Thursday, October 23, 2014

Chocolate banana muffins

I've been in the baking mood the last few days and knew it had to be something with banana since I had some to use. And for those who know me, yes pumpkin would have been included but I was out. Shocking I know ha.

I was planning to go with a basic banana muffin recipe but came across this from www.texanerin.com/2014/03/chocolate-banana-muffins.html (I'm on my phone so I can't put it in a more visually appealing link). I did have to change it a little to work with what I had.. But they still turned okay. 
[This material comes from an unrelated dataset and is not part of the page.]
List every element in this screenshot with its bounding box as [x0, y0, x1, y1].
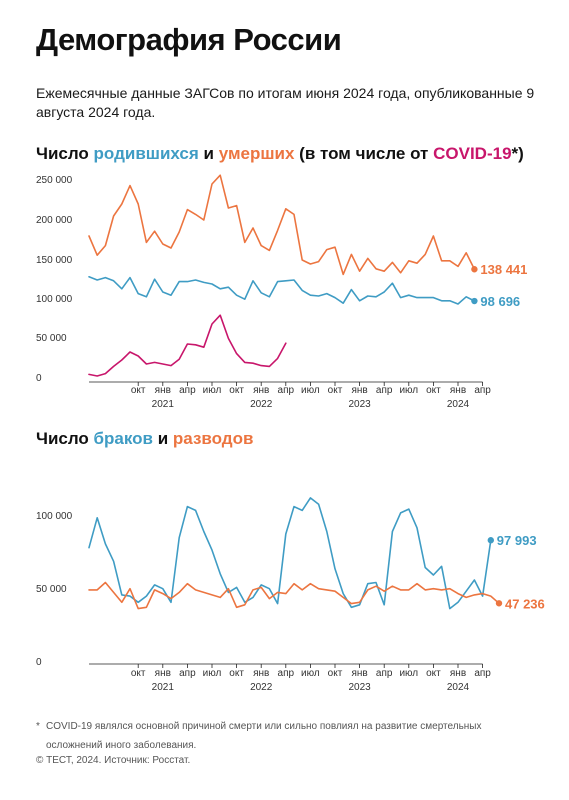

This is the original recipe, with my notes included. It makes 12 muffins.

Ingredients

  • 2 medium super ripe bananas (each banana was 185 grams with the peel and 143 grams without) **I would add a third banana next time, couldn't really taste it at all**
  • ⅓ cup (106 grams) honey **I am out of honey so I used a half cup of coconut sugar. Worked just fine for flavor but the moistness of the honey is definitely missing**
  • 2 teaspoon vanilla extract
  • 2 eggs 
  • ¼ cup (56 grams) refined coconut oil, melted1
  • 200 grams (~2 cups but please weigh!) blanched almond flour **Whole wheat flour**
  • 3 tablespoons (27 grams) coconut flour **Unbleached white**
  • ⅓ cup (42 grams) Dutch process cocoa powder
  • 1 teaspoon baking soda 
  • ¼ teaspoon salt 
  • 1 cup (180 grams) semi-sweet chocolate chips (use Enjoy Life chocolate chips for dairy-free) **Cocoa nibs**
  • additional mini chocolate chips for sprinkling, if desired
Directions

  1. Preheat the oven to 350°F (175°C) and line a muffin tin with 12 muffin liners.
  2. In a large bowl, mash the bananas with the bottom of a glass. They should almost be like a puree.
  3. Add the honey and vanilla and stir.
  4. Add in the eggs and oil and stir until well combined.
  5. In a medium bowl, mix together the almond flour, coconut flour, cocoa powder, baking soda and salt.
  6. Stir just until combined and then stir in the chocolate chips.
  7. Spoon the batter into the muffin liners and sprinkle on additional chocolate chips, if desired.
  8. Bake for 18 minutes or until a toothpick inserted in the center comes out clean. Be careful not to confuse a melted chocolate chip with the batter.
  9. Let the muffins cool for 5 minutes in the pan and then turn out onto a wire rack to cool completely.
  10. Place in an airtight container and store in the refrigerator for up to 5 days.